Quando era criança o Sr.José morava em Delfinópolis, Minas Gerais, sua família era muito pobre e, quando tinha 06 anos de idade, seu pai faleceu.
Depois da morte de seu pai, vendo as necessidades de sua mãe, queria ajudá-la.
Foi nesta época que ele e sua família mudaram para Franca em São Paulo.
Quando fez 10 anos começou a trabalhar com calçados na Companhia de Calçados Palermo.
Sr. José se casou com 20 anos e comprou sua primeira sapataria com a ajuda de sua mulher.
Todos os dias, sua mulher levava o seu almoço e o seu jantar na sapataria porque ele trabalhava o dia todo até à noite.
Durante o dia consertava sapatos e à noite fazia botinas para vender nas cidades vizinhas nos finais de semana.
Sr.

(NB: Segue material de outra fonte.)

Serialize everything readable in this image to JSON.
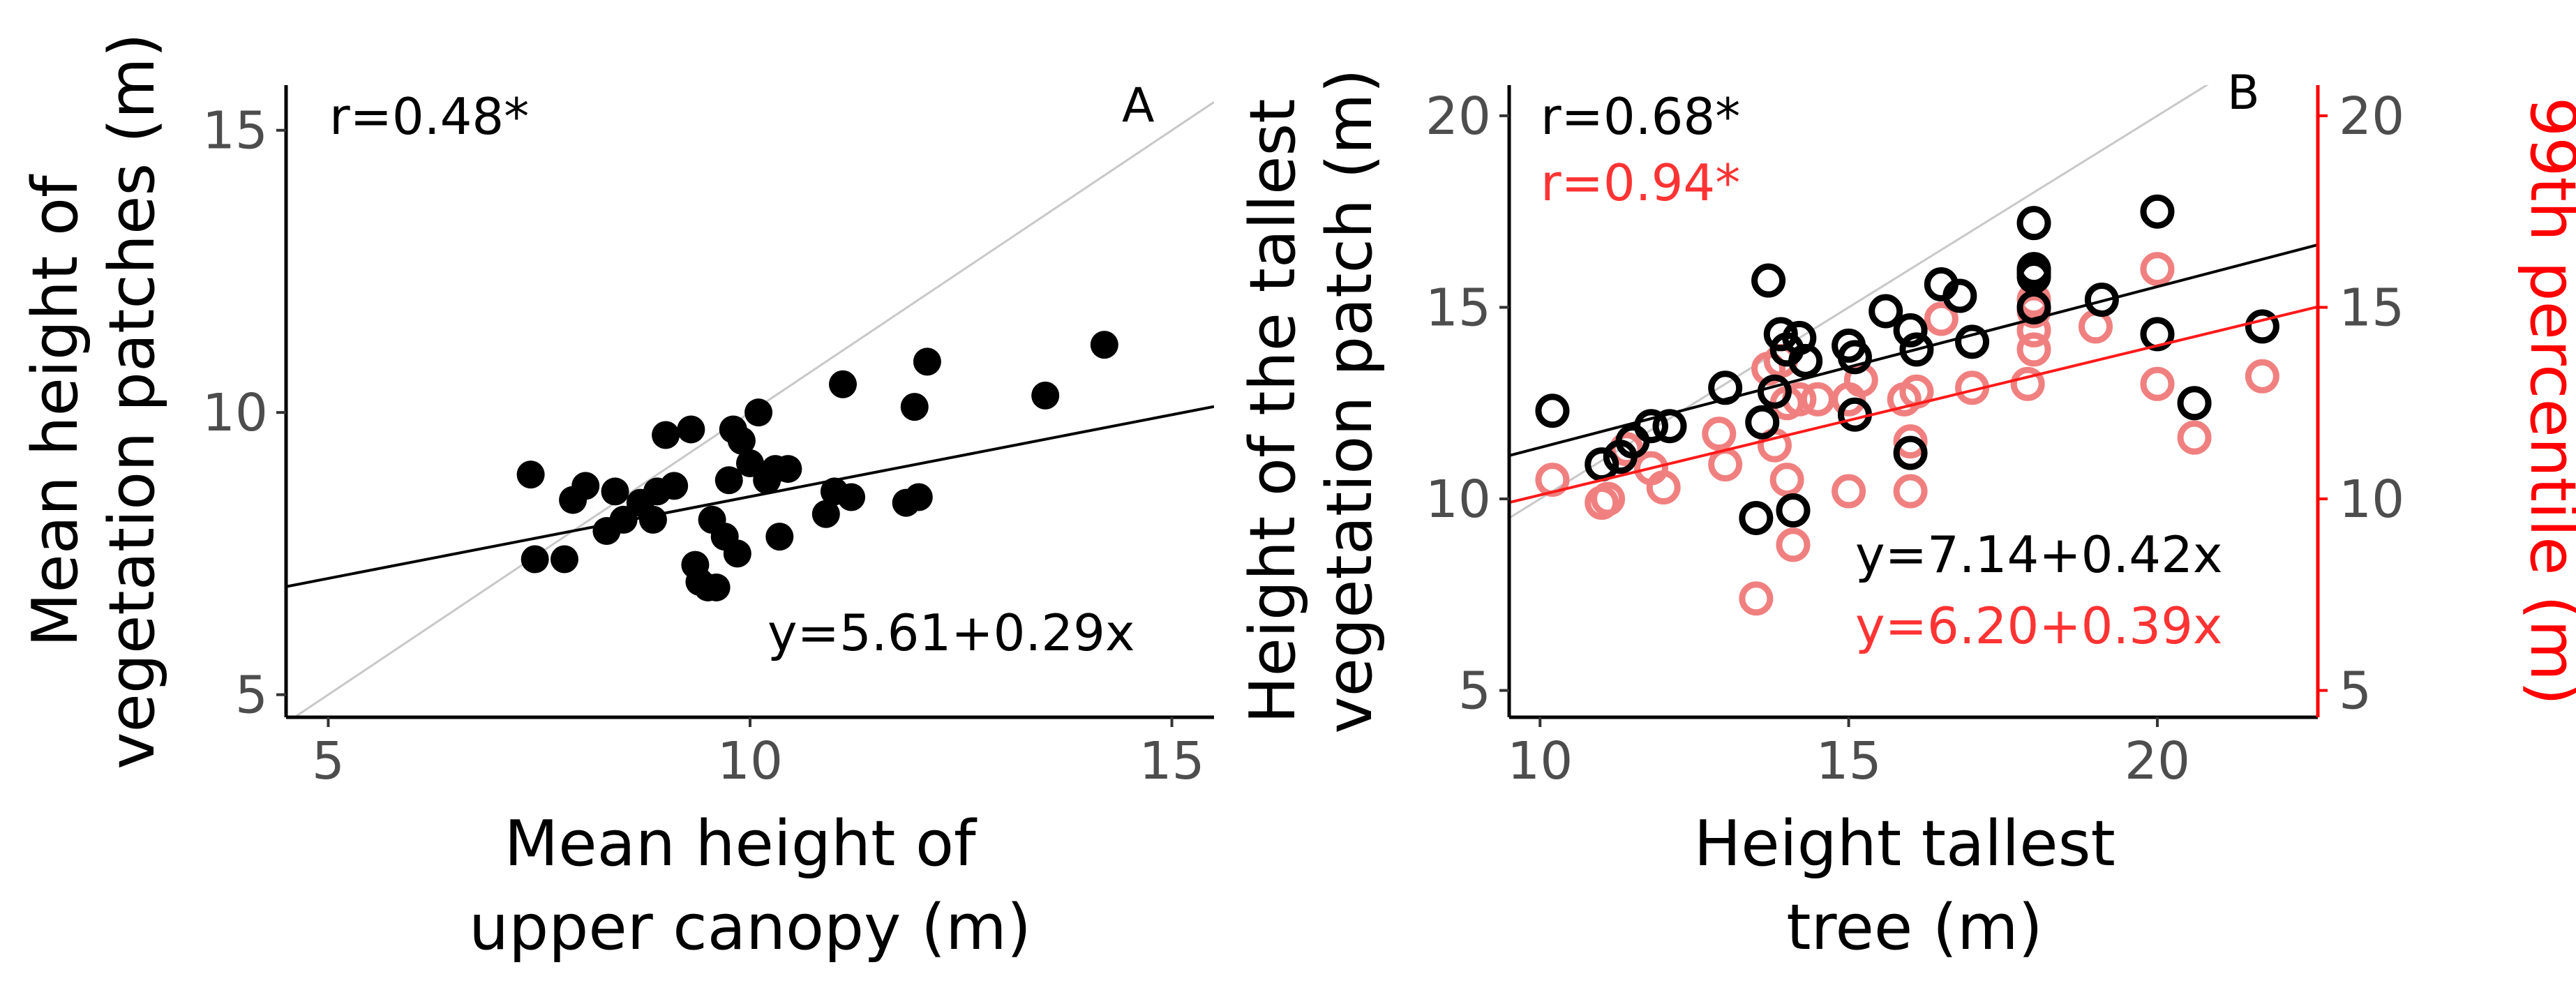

José foi fazendo calçados aos poucos, até chegar a 120 pares e nenhum a mais nem a menos, e foi apelidado de “Zé 120”.
Só passou a fazer mais de 120 pares depois que seus três filhos estavam na escola.
Depois de muito trabalho, sua sapataria se transformou em uma fábrica de calçados masculinos, chamada Jota Pê - Jota de seu nome e Pê do nome de seu sogro.
Ele sempre foi muito amigo de seus funcionários, por isso foi convidado para ser padrinho de casamento de 99 funcionários da fábrica.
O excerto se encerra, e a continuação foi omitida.